On the side of The Wacky Compass are the words, "Pete please be kind!" Without the cash bribe, that means nothing, The Wacky Compass.

Let's get this over with. As The Wacky Compass walks forward in a straight line to fight, Wedge of Doom simply drives around to its side and pushes it. A couple of tries, and Wedge of Doom places The Wacky Compass squarely over a killsaw. After the saw pushes The Wacky Compass off, Wedge of Doom pushes The Wacky Compass back on again. See, this is where it would have made more sense to have a robot named Sisyphus.

Tiring of the saws, Wedge of Doom pushes The Wacky Compass over near the loading ramp. The goal is to get The Wacky Compass under the sledgehammer, but it takes Wedge of Doom a little while to position everything properly to accomplish that. The Wacky Compass has about one foot still working, so the match continues.

Wedge of Doom finally gets in place and pushes The Wacky Compass onto the yellow circle. Pete is kind to Wedge of Doom, immediately dropping the hammer onto what I think was supposed to be The Wacky Compass' weapon.

Wedge of Doom overshoots its target, though, pushing The Wacky Compass past the range of the sledgehammer. But a quick turn around, and Wedge of Doom gets the center of The Wacky Compass directly under the hammer.

The hammer wails away at The Wacky Compass, hitting a hard part that won't give in. Wedge of Doom lifts The Wacky Compass so other parts might be broken, and the sledgehammer wrecks the "Pete please be kind!" sign. I love irony.

(Note: That may or may not be the correct definition of "irony." But Alanis Morissette has confounded the real definitions of the word so much that the mere fact that I'm pretty close to the actual meaning makes it look like I'm correct compared to her.)

When Bil presents the fictional battle stats, he says that the straight zeroes on The Wacky Compass' side has never been accomplished before. What about when you held up that "1" on a card, smart guy?

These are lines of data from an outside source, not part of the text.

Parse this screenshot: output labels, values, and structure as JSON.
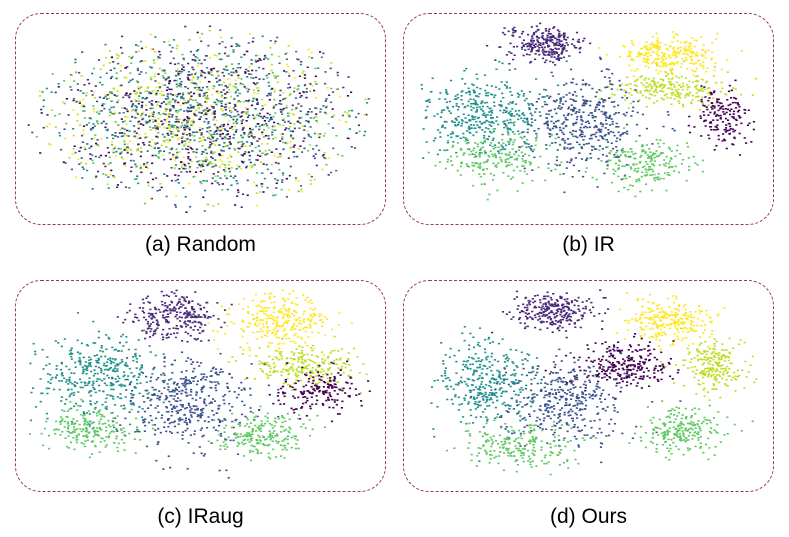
{
  "chart_data": [
    {
      "type": "scatter",
      "title": "(a) Random",
      "xlabel": "",
      "ylabel": "",
      "grid": false,
      "layout_mode": "mixed"
    },
    {
      "type": "scatter",
      "title": "(b) IR",
      "xlabel": "",
      "ylabel": "",
      "grid": false,
      "layout_mode": "ir"
    },
    {
      "type": "scatter",
      "title": "(c) IRaug",
      "xlabel": "",
      "ylabel": "",
      "grid": false,
      "layout_mode": "iraug"
    },
    {
      "type": "scatter",
      "title": "(d) Ours",
      "xlabel": "",
      "ylabel": "",
      "grid": false,
      "layout_mode": "ours"
    }
  ],
  "colors": {
    "classes": [
      "#440154",
      "#3b528b",
      "#21918c",
      "#5ec962",
      "#fde725",
      "#bddf26",
      "#2c728e",
      "#482878"
    ],
    "border": "#9b3a4c"
  }
}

To fill up the rest of the time, Bill Nye talks about whether wedges are "cheap" battling robots. You hear the usual trash talk from people on both sides of the issue. Since I know you're all interested, here's my opinion. I don't like robots that don't have a weapon that can be activated. Which means that your basic wedges like Bad Attitude or Double Agent are lame in my book. All they are are just boxes on wheels, not fighting robots. But if you build a wedge with some sort of weapon attached, be it a lifting arm, a saw, or whatever, then you have a robot that's actually designed for combat. So Wedge of Doom, Voltronic, and SABotage are fine in my book.

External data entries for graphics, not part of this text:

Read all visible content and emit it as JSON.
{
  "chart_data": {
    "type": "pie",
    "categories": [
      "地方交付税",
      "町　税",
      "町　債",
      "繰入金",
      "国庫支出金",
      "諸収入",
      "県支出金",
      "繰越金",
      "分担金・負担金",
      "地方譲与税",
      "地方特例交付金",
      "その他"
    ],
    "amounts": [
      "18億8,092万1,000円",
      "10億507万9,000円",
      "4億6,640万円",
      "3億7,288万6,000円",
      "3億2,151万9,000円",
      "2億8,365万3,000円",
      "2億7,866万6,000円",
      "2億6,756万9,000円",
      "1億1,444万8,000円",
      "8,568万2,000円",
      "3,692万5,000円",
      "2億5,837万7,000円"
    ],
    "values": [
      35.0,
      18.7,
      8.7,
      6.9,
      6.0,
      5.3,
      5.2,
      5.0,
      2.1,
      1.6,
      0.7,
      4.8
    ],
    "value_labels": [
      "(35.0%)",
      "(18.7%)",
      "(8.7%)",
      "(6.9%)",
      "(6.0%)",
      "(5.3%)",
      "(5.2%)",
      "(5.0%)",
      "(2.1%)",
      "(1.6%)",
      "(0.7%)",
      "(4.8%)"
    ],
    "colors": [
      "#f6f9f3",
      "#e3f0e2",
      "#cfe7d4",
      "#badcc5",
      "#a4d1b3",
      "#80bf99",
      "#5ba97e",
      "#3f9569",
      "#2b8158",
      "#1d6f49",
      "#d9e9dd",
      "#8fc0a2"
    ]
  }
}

(Also note that the weapons should actually be useful. Atomic Wedgie and Blood Moon, as far as I'm concerned, are just boring wedges because their spinning blades rarely even enter into a fight.)

And that's the end of the episode. Looking through the credits, I see that there's a statistician on the show. He must be the guy that tells us how many wins a robot has had from a certain square. I'm guessing that he's also the guy that has to count how many times Mouser Super Mecha-Catbot taps another robot with its tail for the "battle stats." Still, it's got to be a really cushy job. Just thought I'd make you feel better about your own real work. Good night, folks.